Hohe Professionalität heimischer Tourismusverantwortlicher - Aufenthaltsverlängerung begründet neuen Beherbergungsvertrag

pwk - Das anhaltende Schneechaos im Westen Österreichs hat dazu geführt, daß viele Urlaubsgäste länger als gewollt in ihren Quartieren bleiben mußten. In der überwiegenden Zahl der Fälle kam es zu keinen Problemen mit den Quartiergebern. Kulanz stand im Vordergrund. ****

Damit ist die heimische Hotellerie ihren Gästen entgegengekommen und konnte zeigen, was österreichische Gastfreundschaft auszeichnet.

"Die Mitarbeiter und Unternehmer sind rund um die Uhr bemüht, die schwierige Situation gemeinsam mit den Gästen so gut wie möglich zu meistern. Das ist gelebte Gastfreundschaft und kundenorientiertes Verhalten", meint dazu ein betroffener Hotelier. "Wir sind auch davon überzeugt, daß diese aufmerksame Betreuung unseren Gästen lange im Gedächtnis bleiben wird und wir manche von ihnen als neue Stammgäste gewinnen können".

Rechtlich ist die Situation nach Meinung des Geschäftsführers des Fachverbandes Hotellerie, Dr. Michael Raffling, allerdings eindeutig:

In den Fällen, wo ein Gast nicht wie vorgesehen abreisen kann, begründet die Verlängerung des Aufenthalts einen neuen Beherbergungsvertrag, der zu honorieren ist.
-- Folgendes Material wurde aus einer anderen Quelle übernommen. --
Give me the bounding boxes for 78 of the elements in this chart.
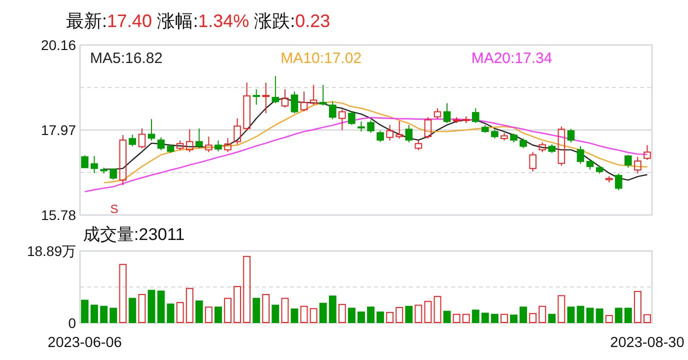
bar <box>110 308 118 323</box>
bar <box>386 312 394 323</box>
bar <box>148 290 156 323</box>
bar <box>262 294 270 323</box>
text: MA20:17.34 <box>471 50 552 67</box>
bar <box>138 294 146 323</box>
bar <box>634 290 642 323</box>
bar <box>166 304 174 323</box>
bar <box>224 298 232 323</box>
bar <box>358 312 365 323</box>
candlestick <box>234 118 241 145</box>
bar <box>119 264 127 323</box>
chart-title: 最新:17.40 涨幅:1.34% 涨跌:0.23 <box>66 11 330 31</box>
x-tick-label: 2023-08-30 <box>610 335 684 351</box>
bar <box>510 314 518 323</box>
bar <box>204 306 212 323</box>
y-tick-label: 20.16 <box>40 37 76 53</box>
bar <box>310 308 318 323</box>
bar <box>367 306 374 323</box>
bar <box>338 304 346 323</box>
bar <box>81 300 88 323</box>
bar <box>176 302 184 323</box>
bar <box>405 306 413 323</box>
bar <box>128 298 136 323</box>
candlestick <box>262 82 270 114</box>
bar <box>243 256 251 323</box>
annotation: S <box>110 202 118 216</box>
bar <box>538 306 546 323</box>
bar <box>586 308 594 323</box>
bar <box>614 308 622 323</box>
bar <box>490 314 498 323</box>
bar <box>290 308 298 323</box>
chart-title: 成交量:23011 <box>83 225 185 244</box>
x-tick-label: 2023-06-06 <box>48 335 122 351</box>
bar <box>90 304 98 323</box>
bar <box>396 306 404 323</box>
bar <box>424 300 432 323</box>
bar <box>195 300 203 323</box>
y-tick-label: 15.78 <box>40 207 76 223</box>
bar <box>281 298 289 323</box>
bar <box>481 312 489 323</box>
bar <box>472 310 480 323</box>
bar <box>605 314 613 323</box>
bar <box>157 290 165 323</box>
bar <box>319 302 327 323</box>
bar <box>234 286 242 323</box>
bar <box>529 313 537 323</box>
bar <box>214 306 222 323</box>
bar <box>624 308 632 323</box>
bar <box>443 310 451 323</box>
bar <box>348 308 356 323</box>
bar <box>272 304 280 323</box>
bar <box>576 306 584 323</box>
candlestick <box>119 134 127 186</box>
text: MA5:16.82 <box>90 50 163 67</box>
bar <box>376 312 384 323</box>
bar <box>520 306 528 323</box>
bar <box>252 298 260 323</box>
bar <box>500 314 508 323</box>
bar <box>186 288 194 323</box>
candlestick <box>252 88 260 106</box>
y-tick-label: 18.89万 <box>26 243 76 259</box>
bar <box>300 306 308 323</box>
y-tick-label: 17.97 <box>40 122 76 138</box>
bar <box>414 304 422 323</box>
bar <box>596 308 604 323</box>
candlestick <box>310 84 318 106</box>
bar <box>548 314 556 323</box>
bar <box>434 296 442 323</box>
text: MA10:17.02 <box>280 50 362 67</box>
bar <box>558 295 566 323</box>
bar <box>644 314 651 323</box>
bar <box>328 296 336 323</box>
bar <box>100 306 108 323</box>
y-tick-label: 0 <box>68 315 76 331</box>
bar <box>567 306 575 323</box>
bar <box>452 314 460 323</box>
bar <box>462 314 470 323</box>
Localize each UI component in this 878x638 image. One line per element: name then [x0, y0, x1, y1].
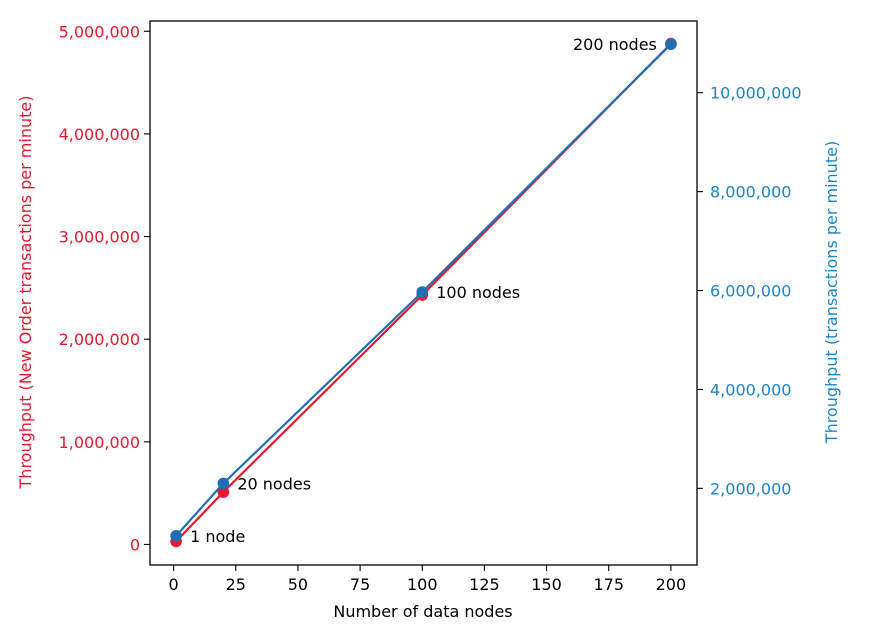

Trotz dieser Rechtslage legt die Interessensvertretung allen Hoteliers ans Herz, im Sinne der Gastfreundschaft großzügig und kulant vorzugehen. In vielen Tourismusgemeinden werden auch Alternativquartiere von Tourismusverbänden angeboten. Damit sind Sicherheit und Wohlergehen des Gastes auf jeden Fall gewährleistet.

Bei Gästen, die über Reiseveranstalter gebucht sind, wird den Hoteliers vom Fachverband geraten, für verlängerte Aufenthalte das Einvernehmen mit dem jeweiligen Veranstalter bzw. mit dem betroffenen Gast selbst herzustellen. Auch hier gilt sinngemäß, daß sich die Beherbergung des Gastes nicht automatisch verlängert, sondern ein neues Vertragsverhältnis eingegangen wird.